“Thus I have attempted to trace nature in all her mazy windings, and shew life’s progress through the passions, from the cradle to the grave.—The various adventures which happened to Natura, I thought, afforded a more ample field, than those of any one man I ever heard, or read of; and flatter myself, that the reader will find many instances, that may contribute to rectify his own conduct, by pointing out those things which ought to be avoided, or at least most carefully guarded against, and those which are worthy to be improved and imitated.”

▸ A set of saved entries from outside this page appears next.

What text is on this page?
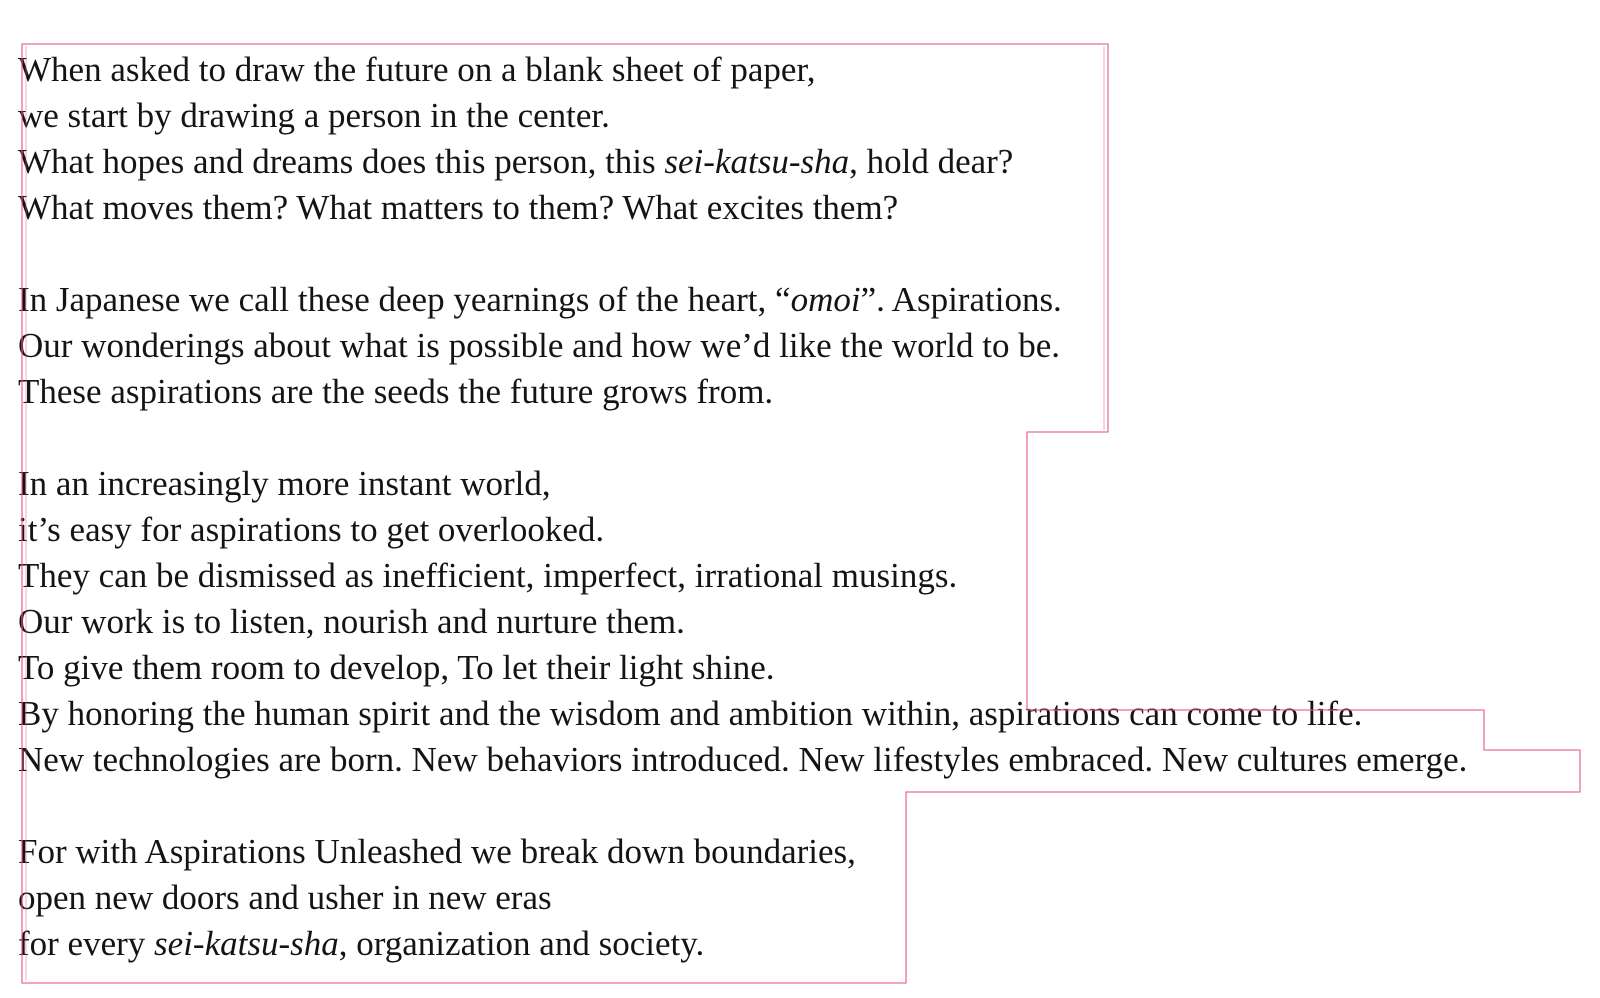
When asked to draw the future on a blank sheet of paper,
we start by drawing a person in the center.
What hopes and dreams does this person, this sei-katsu-sha, hold dear?
What moves them? What matters to them? What excites them?
In Japanese we call these deep yearnings of the heart, “omoi”. Aspirations.
Our wonderings about what is possible and how we’d like the world to be.
These aspirations are the seeds the future grows from.
In an increasingly more instant world,
it’s easy for aspirations to get overlooked.
They can be dismissed as inefficient, imperfect, irrational musings.
Our work is to listen, nourish and nurture them.
To give them room to develop, To let their light shine.
By honoring the human spirit and the wisdom and ambition within, aspirations can come to life.
New technologies are born. New behaviors introduced. New lifestyles embraced. New cultures emerge.
For with Aspirations Unleashed we break down boundaries,
open new doors and usher in new eras
for every sei-katsu-sha, organization and society.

The obvious and conventional moral ending and the shreds of romance that still adhere to the story need not blind us to its unusual features. Besides insisting upon the necessity for psychological analysis of a sort, the author here for the first time becomes a genuine novelist in the sense that her confessed purpose is to depict the actual conditions of life, not to glorify or idealize them. As Fielding was to do in “Tom Jones,” Mrs. Haywood proclaims the mediocrity of her hero as his most remarkable quality. Had she been able to make him more than a lay figure distorted by various passions, she might have produced a real character. Although at times he seems to be in danger of acquiring the romantic faculty of causing every woman he meets to fall in love with him, yet the glamor of his youth is obscured by a peaceful and ordinary old age. Artificial in design and stilted in execution as the work is, it nevertheless marks Eliza Haywood’s emancipation from the traditions of the romance.[3]
In “The History of Miss Betsy Thoughtless” (1751) she reached the full fruition of her powers as a novelist. Her heroine, like Natura, is little more than a “humour” character, whose prevailing fault is denoted by her surname.[4] Though not fundamentally vicious, her heedless vanity, inquisitiveness, and vivacity lead her into all sorts of follies and embarrassments upon her first entry into fashionable life in London. Among all the suitors who strive to make an impression upon her heart Mr. Trueworth alone succeeds, but her levity and her disregard of appearances force him to think her unworthy of his attentions. Meanwhile her guardian’s wife, Lady Mellasin, has been turned out of the house for an egregious infidelity, and Betsy is left to her own scant discretion. After somewhat annoying her brothers by receiving men at her lodgings, she elects under family pressure to marry a Mr. Munden, who quickly shows himself all that a husband should not be. Eventually she has to abandon him, but demonstrates her wifely devotion by going back to nurse him through his last illness. Mr. Trueworth’s mate in the interim has conveniently managed to succumb, his old passion revives, and exactly upon the anniversary of Mr. Munden’s death he arrives in a chariot and six to claim the fair widow, whose youthful levity has been chastened by the severe discipline of her unfortunate marriage. Told in an easy and dilatory style and interspersed with the inevitable little histories and impassioned letters, the story attained the conventional bulk of four duodecimo volumes.